The report sets out a list of detailed conclusions:

  • The council’s leader and its then chief executive reached agreement that the chief executive would leave his employment with a payment of £95,000, but the basis on which he was departing and the reason he was to receive a termination payment was not properly recorded.
  • The council’s head of human resources instructed external legal advisers to draft a settlement agreement in respect of the chief executive’s negotiated departure with a termination payment, but the instructions were not based on established facts.
  • The council’s external legal advisers advised the council’s head of human resources to clarify and document the basis on which the then chief executive was leaving his employment and the reason why he was to receive a termination payment of £95,000, but the head of human resources did not act on this advice.
  • The council’s external legal advisors prepared a draft settlement agreement based upon the oral instructions of the head of human resources, but the wording was subsequently amended on the Leader’s instructions resulting in the Council being exposed to a potential tax liability.
  • There was a general lack of clarity regarding who was advising who in the legal negotiations around the settlement agreement, and this was compounded because the head of human resources shared the council’s external legal advice relating to the departure of the council’s then chief executive with him.
  • The decision to make a termination payment of £95,000 to the council’s former chief executive was incorrectly taken as an executive decision and, in my view, the payment was contrary to law.
  • The council’s head of legal and democratic services raised a concern with the council’s monitoring officer that the proposed payment to the council’s chief executive might not be compliant with the council’s statutory pay policy statement. But this concern was not addressed and the council appears to have deviated from its pay policy statement without being able to demonstrate good reason for doing so.
  • The council’s decision-making process in respect of the departure of its chief executive with a termination payment was fundamentally flawed and did not comply with legislative requirements.
  • The former chief executive received a termination payment of £95,000 in advance of the agreed date of payment set out in the settlement agreement.
  • Non-executive members of the council were not given the opportunity to review and decide whether the chief executive should receive a termination payment.

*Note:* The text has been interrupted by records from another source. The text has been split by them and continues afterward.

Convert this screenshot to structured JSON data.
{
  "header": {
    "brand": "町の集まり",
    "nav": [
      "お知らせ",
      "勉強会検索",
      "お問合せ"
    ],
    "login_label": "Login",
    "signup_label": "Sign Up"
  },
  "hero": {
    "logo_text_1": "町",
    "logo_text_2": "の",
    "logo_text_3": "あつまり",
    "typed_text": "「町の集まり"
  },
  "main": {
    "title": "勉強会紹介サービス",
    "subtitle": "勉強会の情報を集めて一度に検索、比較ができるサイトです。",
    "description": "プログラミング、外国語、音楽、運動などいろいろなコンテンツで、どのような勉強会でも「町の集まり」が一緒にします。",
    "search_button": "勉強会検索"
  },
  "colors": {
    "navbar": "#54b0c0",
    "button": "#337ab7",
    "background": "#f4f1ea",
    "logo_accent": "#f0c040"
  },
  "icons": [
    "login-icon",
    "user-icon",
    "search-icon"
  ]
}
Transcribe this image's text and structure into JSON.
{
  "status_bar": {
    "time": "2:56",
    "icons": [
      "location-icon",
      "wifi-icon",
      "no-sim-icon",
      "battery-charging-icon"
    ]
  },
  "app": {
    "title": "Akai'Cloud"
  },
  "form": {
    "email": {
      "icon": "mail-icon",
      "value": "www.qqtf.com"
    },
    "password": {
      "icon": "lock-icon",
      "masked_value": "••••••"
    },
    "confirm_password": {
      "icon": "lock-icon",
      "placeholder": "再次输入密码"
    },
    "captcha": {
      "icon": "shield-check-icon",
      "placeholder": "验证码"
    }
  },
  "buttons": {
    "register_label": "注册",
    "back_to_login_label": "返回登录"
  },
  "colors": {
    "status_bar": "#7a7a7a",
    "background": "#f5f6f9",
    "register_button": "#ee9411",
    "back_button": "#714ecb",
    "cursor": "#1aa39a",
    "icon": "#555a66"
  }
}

Responding to the report, a council spokesman said: “Pembrokeshire County Council welcomes the detailed report by Audit Wales into the settlement agreement with its former chief executive, and we recognise the seriousness of its findings.

“Significant progress has already been made in many of the areas identified in the Audit Wales review of events which took place over a year ago. The council recognises that there is still more to be done.

“A comprehensive improvement programme was established last year to address observations originating from external and internal reviews commissioned by the council.

“The Auditor General’s report, other associated reports and an action plan to address recommendations will be considered by a meeting of the council on February 1.”